Klingner: Yeah, I guess I’d see two aspects. The first is that within diplomacy, a presidential meeting is seen as sort of the highest coin in the realm of diplomacy, particularly the first meeting, the historic meeting, particularly with an enemy or opponent nation.
Previous presidents didn’t spin that coin in meeting with North Korea until there was sort of a certainty that North Korea was moving forward on certain issues.
But so we did it differently this time. In my view, I don’t think we got a big enough return on the investment of spinning this coin.
The other aspect is, as you point out, the human rights.
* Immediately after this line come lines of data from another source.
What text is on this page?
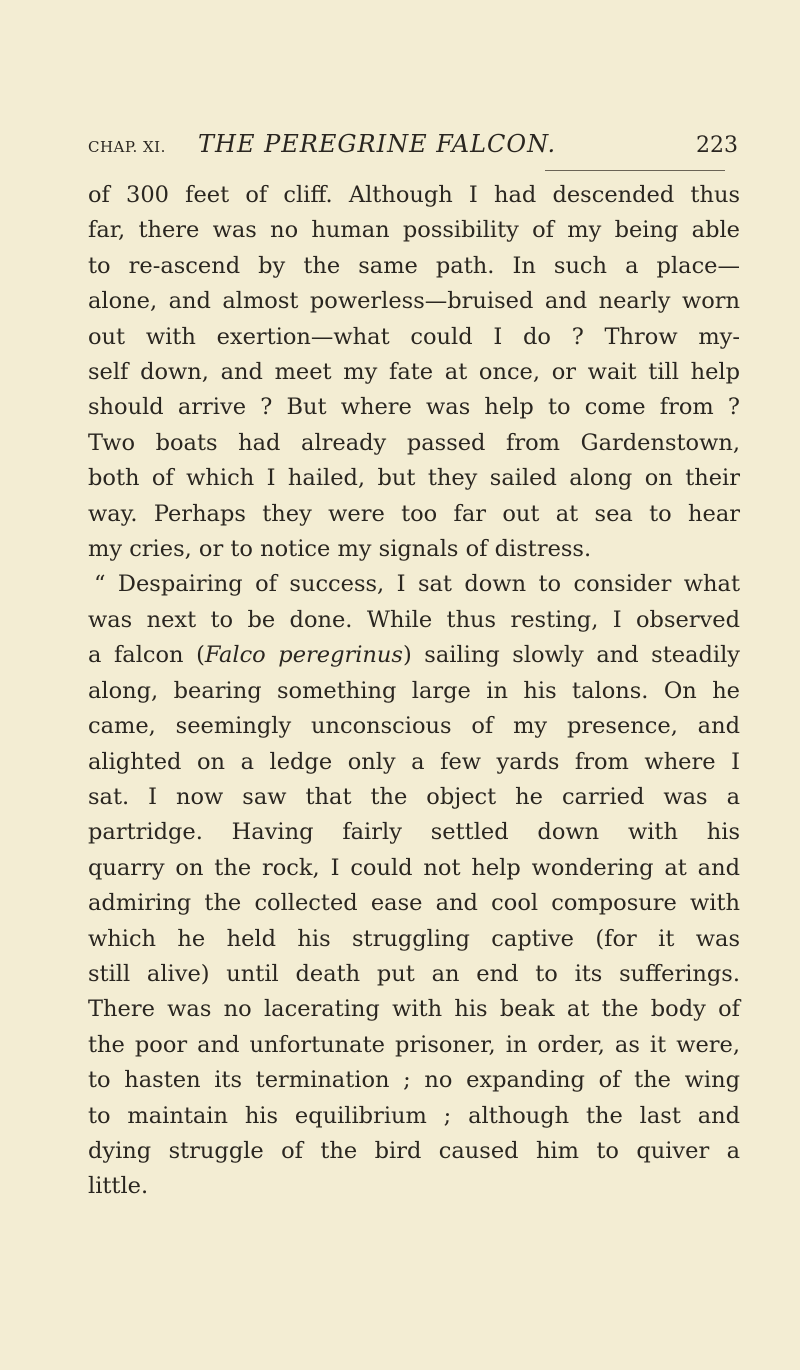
CHAP. XI. THE PEREGRINE FALCON.	223
of 300 feet of cliff. Although I had descended thus
far, there was no human possibility of my being able
to re-ascend by the same path. In such a place—
alone, and almost powerless—bruised and nearly worn
out with exertion—what could I do ? Throw my-
self down, and meet my fate at once, or wait till help
should arrive ? But where was help to come from ?
Two boats had already passed from Gardenstown,
both of which I hailed, but they sailed along on their
way. Perhaps they were too far out at sea to hear
my cries, or to notice my signals of distress.
“ Despairing of success, I sat down to consider what
was next to be done. While thus resting, I observed
a falcon (Falco peregrinus) sailing slowly and steadily
along, bearing something large in his talons. On he
came, seemingly unconscious of my presence, and
alighted on a ledge only a few yards from where I
sat. I now saw that the object he carried was a
partridge. Having fairly settled down with his
quarry on the rock, I could not help wondering at and
admiring the collected ease and cool composure with
which he held his struggling captive (for it was
still alive) until death put an end to its sufferings.
There was no lacerating with his beak at the body of
the poor and unfortunate prisoner, in order, as it were,
to hasten its termination ; no expanding of the wing
to maintain his equilibrium ; although the last and
dying struggle of the bird caused him to quiver a
little.
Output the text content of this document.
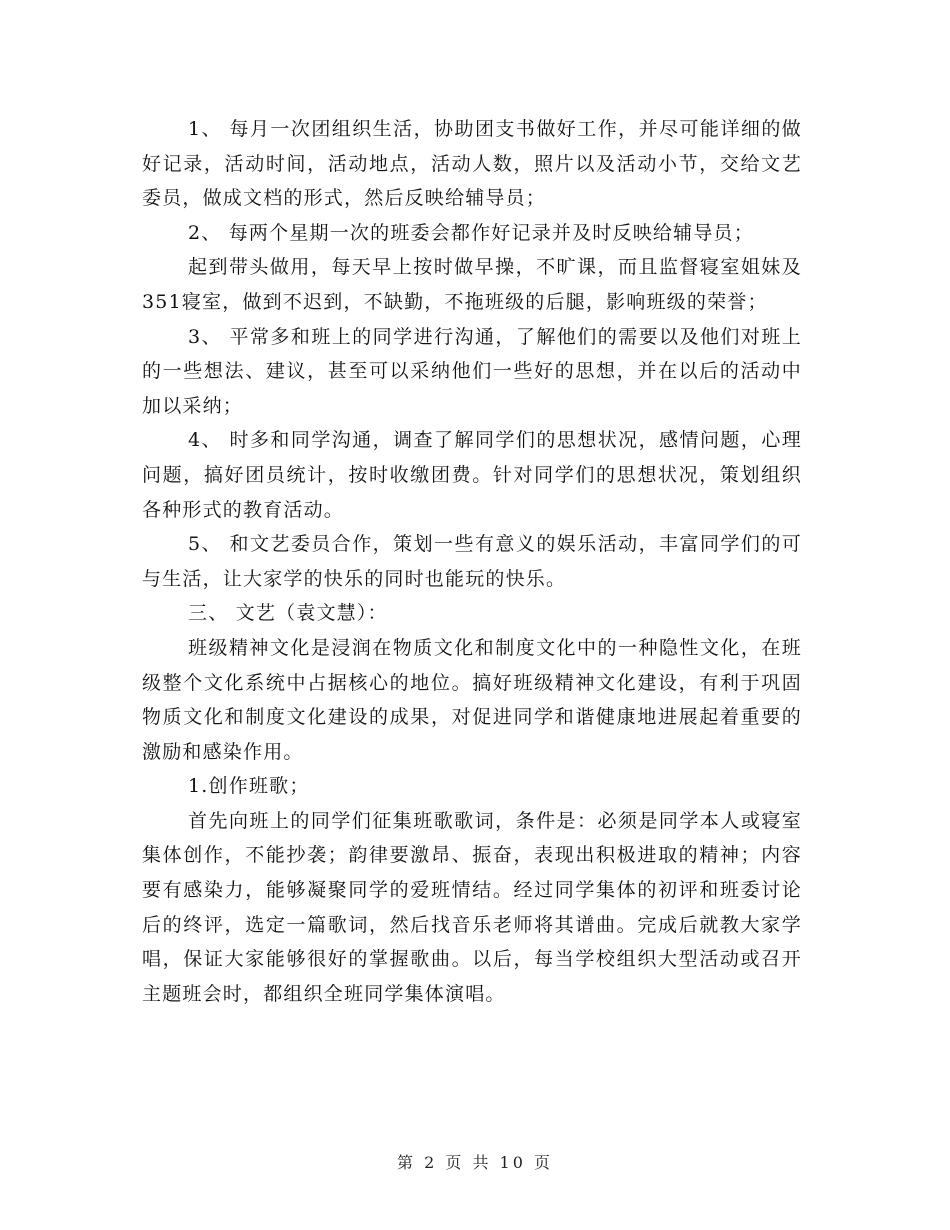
1、 每月一次团组织生活，协助团支书做好工作，并尽可能详细的做好记录，活动时间，活动地点，活动人数，照片以及活动小节，交给文艺委员，做成文档的形式，然后反映给辅导员；

2、 每两个星期一次的班委会都作好记录并及时反映给辅导员；

起到带头做用，每天早上按时做早操，不旷课，而且监督寝室姐妹及351寝室，做到不迟到，不缺勤，不拖班级的后腿，影响班级的荣誉；

3、 平常多和班上的同学进行沟通，了解他们的需要以及他们对班上的一些想法、建议，甚至可以采纳他们一些好的思想，并在以后的活动中加以采纳；

4、 时多和同学沟通，调查了解同学们的思想状况，感情问题，心理问题，搞好团员统计，按时收缴团费。针对同学们的思想状况，策划组织各种形式的教育活动。

5、 和文艺委员合作，策划一些有意义的娱乐活动，丰富同学们的可与生活，让大家学的快乐的同时也能玩的快乐。

三、 文艺（袁文慧）：

班级精神文化是浸润在物质文化和制度文化中的一种隐性文化，在班级整个文化系统中占据核心的地位。搞好班级精神文化建设，有利于巩固物质文化和制度文化建设的成果，对促进同学和谐健康地进展起着重要的激励和感染作用。

1.创作班歌；

首先向班上的同学们征集班歌歌词，条件是：必须是同学本人或寝室集体创作，不能抄袭；韵律要激昂、振奋，表现出积极进取的精神；内容要有感染力，能够凝聚同学的爱班情结。经过同学集体的初评和班委讨论后的终评，选定一篇歌词，然后找音乐老师将其谱曲。完成后就教大家学唱，保证大家能够很好的掌握歌曲。以后，每当学校组织大型活动或召开主题班会时，都组织全班同学集体演唱。

第 2 页 共 10 页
Now leaders have to meet with leaders of countries, or diplomats meet with diplomats of countries, that are doing atrocious things. And you may need to have the meeting in order to further U.S. strategic interests.
But that doesn’t mean you have to sort of compliment someone who, like Kim Jong Un, is on the U.S. sanctions list for human rights violations. The U.N. did a commission of inquiry several years ago where they concluded, after extensive study, that North Korea’s human rights violations were so atrocious and widespread and systemic that it constituted crimes against humanity.
Certainly if you need to, you can meet with North Korea to try to reduce the security threat or improve conditions. But perhaps not roll out the red carpet of welcome.
Trinko: OK. Last question. What would your advice be to the White House on how to move going forward?
Klingner: What we need to do is get much more detailed text. We need to really clearly define even just what would seem like simple terms. Actually, North Korea has very different definitions for the word “denuclearization” or the “Korean Peninsula.” We think denuclearization is like the U.N. requires that North Korea abandoned its nuclear arsenal, its missal arsenal, its biological and chemical weapons. Well, North Korea sees it not as unilateral disarmament, but global arms control and as a self-professed member of the nuclear club, they say that they’ll go down to zero when the rest of the world does.
And even the Korean Peninsula, we see it as the land mass and when we hear about denuclearization of the Korean Peninsula, we figure, well, one half of it is already denuclearized—South Korea—so we just need to denuclearize the other half. Well, North Korea defines it as anything that influences or impacts the peninsula.
So U.S. nuclear-capable submarines and aircraft carriers, even our strategic bombers way down in Guam, they would consider part of the Korean Peninsula because it influences or could attack North Korea.
Davis: Bruce, we appreciate you being here to break it down. Thanks for joining us.